Я медленно раскрыл конверт и извлек на свет божий свернутый листок бумаги. Я развернул письмо и бегло проглядел содержание. Затем вернулся к началу и перечитал заново, на этот раз внимательно и не спеша.
Я вяло посмотрел на дату вверху страницы и затем проверил смазанную печать Хьюстонского почтового отделения на конверте. Письмо искало меня три месяца, следуя за мной от отеля в Хьюстоне, где я жил какое-то время, в Лондон и наконец сюда, в Снаппертон-Мамсли.
Получи я известие раньше, это мало бы что изменило. Джек все равно бы умер, независимо от того, в Англии я или рядом с ним. Единственную возможность спастись, которую я мог ему предоставить, он бы не принял.
Джек Куин. Мы дружили с ним с тех самых пор, как я переехал из Миссисипи в Хьюстон, а это было добрых десять лет назад. Я повстречал его однажды вечером в баре. Это было в первую неделю моего пребывания в Хьюстоне. Он пошел со мной ко мне домой, но, вместо того чтобы провести ночь в постели, мы проболтали до утра и большую часть следующего дня. Он стал моим лучшим другом. Он помогал мне в самые трудные моменты моей жизни, а я всегда был рядом с ним, когда сердце его разбивалось от очередной любовной драмы. Он всегда был неисправимым оптимистом и верил в лучшее.
У Джека было большое и доброе сердце, но любовь делала его безрассудным. Шесть лет назад он пришел ко мне и сообщил, что ему сделали тест на ВИЧ и он оказался положительным. Поначалу я был вне себя от ярости. Как он мог так поступить со мной? Как мог мой лучший друг быть так неосторожен со своей жизнью?!
Я не говорил с ним на протяжении месяца, но позже я осознал, как глупо и эгоистично я себя вел. Как-то я пригласил его, чтобы извиниться, но он лишь отмахнулся. Он сам потом признался, что понимал, как сильно он меня расстроил.
Таким уж был Джек. Ничто не могло тревожить его слишком долго. Даже когда я рассказал ему о своих близких отношениях со своим профессором, он воспринял это спокойно. Даже когда я рассказал ему, что мой новый любовник — вампир и что он хочет поделиться со мной своим даром.
Джек сделал все, что мог, чтобы отговорить меня от этой сумасшедшей авантюры. Но к тому времени мы уже знали немало друзей и знакомых, что умерли от осложнений СПИДа. Как-то раз поздно вечером, после очередных похорон, напуганный потерями близких мне людей, я примчался к Тристану Ловеласу и позволил ему превратить меня в вампира.

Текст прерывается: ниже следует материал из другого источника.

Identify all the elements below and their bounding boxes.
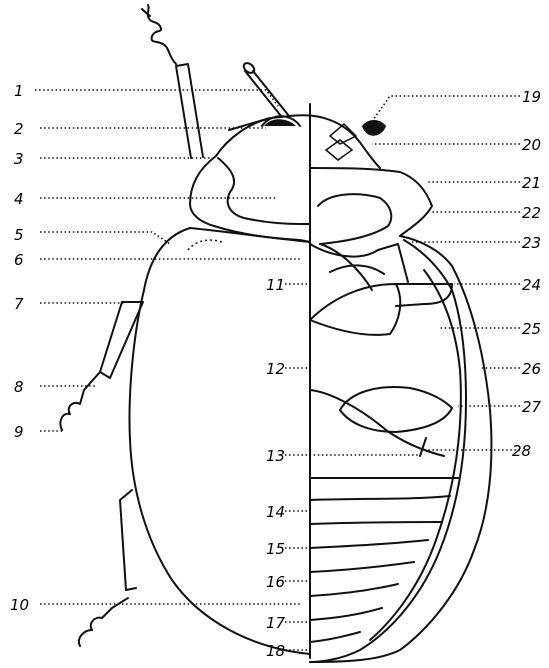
label-1: 1 <box>14 82 24 100</box>
label-20: 20 <box>522 136 541 154</box>
label-24: 24 <box>522 276 541 294</box>
label-23: 23 <box>522 234 541 252</box>
labels: 1 2 3 4 5 6 7 8 9 10 11 12 13 14 15 16 1… <box>10 82 542 660</box>
label-12: 12 <box>266 360 285 378</box>
right-antenna <box>242 61 289 116</box>
label-28: 28 <box>512 442 531 460</box>
label-3: 3 <box>14 150 24 168</box>
label-7: 7 <box>14 295 24 313</box>
label-17: 17 <box>266 614 286 632</box>
label-26: 26 <box>522 360 541 378</box>
label-22: 22 <box>522 204 541 222</box>
label-14: 14 <box>266 503 285 521</box>
label-15: 15 <box>266 540 285 558</box>
label-5: 5 <box>14 226 24 244</box>
label-8: 8 <box>14 378 24 396</box>
label-18: 18 <box>266 642 285 660</box>
label-11: 11 <box>266 276 285 294</box>
left-antenna <box>142 5 203 158</box>
label-21: 21 <box>522 174 541 192</box>
front-left-leg <box>60 302 143 430</box>
label-25: 25 <box>522 320 541 338</box>
label-13: 13 <box>266 447 285 465</box>
head <box>216 115 386 168</box>
label-27: 27 <box>522 398 542 416</box>
label-6: 6 <box>14 251 24 269</box>
label-2: 2 <box>14 120 24 138</box>
ventral-side <box>310 124 491 662</box>
label-4: 4 <box>14 190 24 208</box>
label-16: 16 <box>266 573 285 591</box>
label-9: 9 <box>14 423 24 441</box>
hind-left-leg <box>79 490 136 646</box>
label-19: 19 <box>522 88 541 106</box>
label-10: 10 <box>10 596 29 614</box>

На самом деле это было не так страшно, как я думал. Смерть, когда она пришла, была почти облегчением. Я помню, как проснулся после всего этого спокойный и уверенный, что многое из того, чего я боялся раньше, сейчас уже не может меня коснуться. Тристан заранее объяснил мне все, что мог, и я был готов к тому, что меня ожидало. Я был счастлив от своего перерождения.
Но впервые за время нашего знакомства Джек не разделил со мной мою радость. Я ходил вокруг да около, а потом прямым текстом сказал ему, что еще не поздно, что он может спасти себя. Нужно просто стать вампиром, как и я. Какой бы ни была причина его отказа, но он сказал твердое «нет».
Это было началом пропасти, что пролегла между нами. Я старался оставаться на связи, но проблемы одна задругой одолевали меня. Сначала учеба и диссертация, затем осложнившиеся отношения с Тристаном Ловеласом. Мы с Джеком отдалялись друг от друга все дальше и дальше.